Greener materials that save CO2
With the energy demands of aluminum extraction contributing around 80% of a finished wheel’s CO2 emissions, the raw material is a Maxion priority. Maxion sources green aluminum, produced using clean energy, and works with suppliers to ensure material grades that meet automotive standards are available.
“We source from aluminum producers who use hydro-electric or geothermal energy to power the electrolysis process,” says Klinkers. “There are a limited number of sources able to supply green aluminum of the right quality and, with demand rising, we work years in advance of a new car’s launch to secure supplies.”
In 2024, Maxion will offer its first ultra-low carbon wheel option, made using green energy and green aluminum. Longer term, increasing the amount of recycled, or secondary, aluminum offers a more sustainable way forward.

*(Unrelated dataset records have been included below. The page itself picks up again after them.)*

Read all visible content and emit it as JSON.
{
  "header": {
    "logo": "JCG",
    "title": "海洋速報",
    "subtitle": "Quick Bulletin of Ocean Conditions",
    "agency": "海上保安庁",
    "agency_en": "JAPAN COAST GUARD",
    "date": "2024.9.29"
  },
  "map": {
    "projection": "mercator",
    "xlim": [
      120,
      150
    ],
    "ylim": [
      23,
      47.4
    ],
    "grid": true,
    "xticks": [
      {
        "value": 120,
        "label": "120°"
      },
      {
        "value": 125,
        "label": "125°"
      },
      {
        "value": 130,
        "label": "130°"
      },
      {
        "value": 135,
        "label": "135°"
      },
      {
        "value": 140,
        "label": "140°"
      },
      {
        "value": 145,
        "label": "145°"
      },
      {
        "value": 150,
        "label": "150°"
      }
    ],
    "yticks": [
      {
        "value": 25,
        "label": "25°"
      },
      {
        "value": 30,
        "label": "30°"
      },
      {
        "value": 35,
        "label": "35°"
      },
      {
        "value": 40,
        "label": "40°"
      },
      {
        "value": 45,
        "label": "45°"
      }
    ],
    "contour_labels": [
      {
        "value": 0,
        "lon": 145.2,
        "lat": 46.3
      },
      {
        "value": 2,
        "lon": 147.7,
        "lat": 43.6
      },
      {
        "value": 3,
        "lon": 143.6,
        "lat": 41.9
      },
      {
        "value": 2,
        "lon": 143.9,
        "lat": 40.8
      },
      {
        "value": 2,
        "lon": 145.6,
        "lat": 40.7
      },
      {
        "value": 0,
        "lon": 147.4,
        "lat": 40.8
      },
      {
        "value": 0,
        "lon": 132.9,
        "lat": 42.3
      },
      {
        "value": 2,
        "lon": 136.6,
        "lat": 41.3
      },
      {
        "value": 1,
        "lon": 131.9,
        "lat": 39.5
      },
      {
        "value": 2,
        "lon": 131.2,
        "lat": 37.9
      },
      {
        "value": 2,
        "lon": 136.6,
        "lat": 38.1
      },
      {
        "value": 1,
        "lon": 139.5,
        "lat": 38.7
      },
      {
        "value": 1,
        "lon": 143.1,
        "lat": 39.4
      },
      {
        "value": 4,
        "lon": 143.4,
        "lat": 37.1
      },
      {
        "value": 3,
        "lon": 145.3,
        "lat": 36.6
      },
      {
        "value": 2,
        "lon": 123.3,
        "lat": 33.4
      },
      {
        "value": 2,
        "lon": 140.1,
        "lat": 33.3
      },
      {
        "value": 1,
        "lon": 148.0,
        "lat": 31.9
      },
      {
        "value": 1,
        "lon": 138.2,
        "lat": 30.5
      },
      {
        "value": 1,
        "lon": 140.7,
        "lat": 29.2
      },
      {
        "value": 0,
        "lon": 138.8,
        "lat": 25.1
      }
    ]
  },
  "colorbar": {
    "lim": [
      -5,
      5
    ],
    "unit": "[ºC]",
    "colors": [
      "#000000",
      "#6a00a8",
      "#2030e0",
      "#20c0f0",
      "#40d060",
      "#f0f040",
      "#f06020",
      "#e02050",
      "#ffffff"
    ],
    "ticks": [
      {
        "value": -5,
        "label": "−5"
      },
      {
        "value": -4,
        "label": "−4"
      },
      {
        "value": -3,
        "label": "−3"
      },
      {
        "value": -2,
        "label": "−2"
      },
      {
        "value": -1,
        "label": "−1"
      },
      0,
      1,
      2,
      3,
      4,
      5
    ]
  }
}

“Recycling removes the electrolysis stage, making secondary aluminum around 90% less energy-intensive,” explains Duning. “The potential for circular economy models, recycling end-of-life wheels, is clear.”
With aluminum recycling capabilities installed on its sites, the company’s manufacturing and engineering experts are working together to adapt design and production processes, fast-tracking development of wheels with higher recycled content.
Soon, wheels made with recycled aluminum will match the performance and finish quality of designs made with conventional primary aluminum. By 2023, Maxion will introduce wheels made using mostly secondary aluminum.
Lightweighting lowers carbon
Design and process know-how will also deliver essential weight reductions and energy savings. A combination of big data, supercomputing advances and machine learning will play a significant role in Maxion’s objective of reducing its global CO2 emissions by 70% by 2030.
The Maxion Lightweighting Process uses a range of simulation tools and process data to optimize wheel topology, fine-tuning the balance between stiffness, acoustics, mechanical strength, and mass. First developed more than 10 years ago to support cost reductions, the Maxion Lightweighting Process is one of the most advanced in the industry, achieving ultralight designs that can be 20% lighter than conventional wheels.
“Digital transformation, Industry 4.0 technology and comprehensive global datasets will revolutionize our capability to deliver cost-effective weight savings and process efficiencies,” says Chief Information Officer Esteban Remecz. “With AI able to explore thousands of possible solutions, we expect weight savings and CO2 reductions to move to the next level.”
“Automakers and consumers need vehicles and options that help reduce their carbon footprint. With clean energy, greener materials, and human ingenuity, Maxion is developing a new generation of wheels for a carbon neutral future.”
A new generation of steel wheels
The materials and production processes are different, but Maxion is bringing the same level of technological know-how to the development of a new generation of more innovative steel wheel designs. As vehicle ranges evolve into New Mobility solutions, steel wheels will enable even more substantial carbon footprint reductions.
“Steel wheel production is around six times more energy-efficient than aluminum,” says Duning. “The recycling is also simpler and less energy-intensive. If we are serious about sustainability, then we must also make steel wheels a more attractive option for customers.”
Maxion predicts a growing interest in steel wheels as customers become more climate conscious, exploring the styling and personalization possibilities that advanced low-carbon steel wheels could offer.
“Consumer preferences are changing with a generation shift underway in vehicle design and sustainability,” adds Klinkers. “Automakers and consumers need vehicles and options that help reduce their carbon footprint. With clean energy, greener materials, and human ingenuity, Maxion is developing a new generation of wheels for a carbon neutral future.”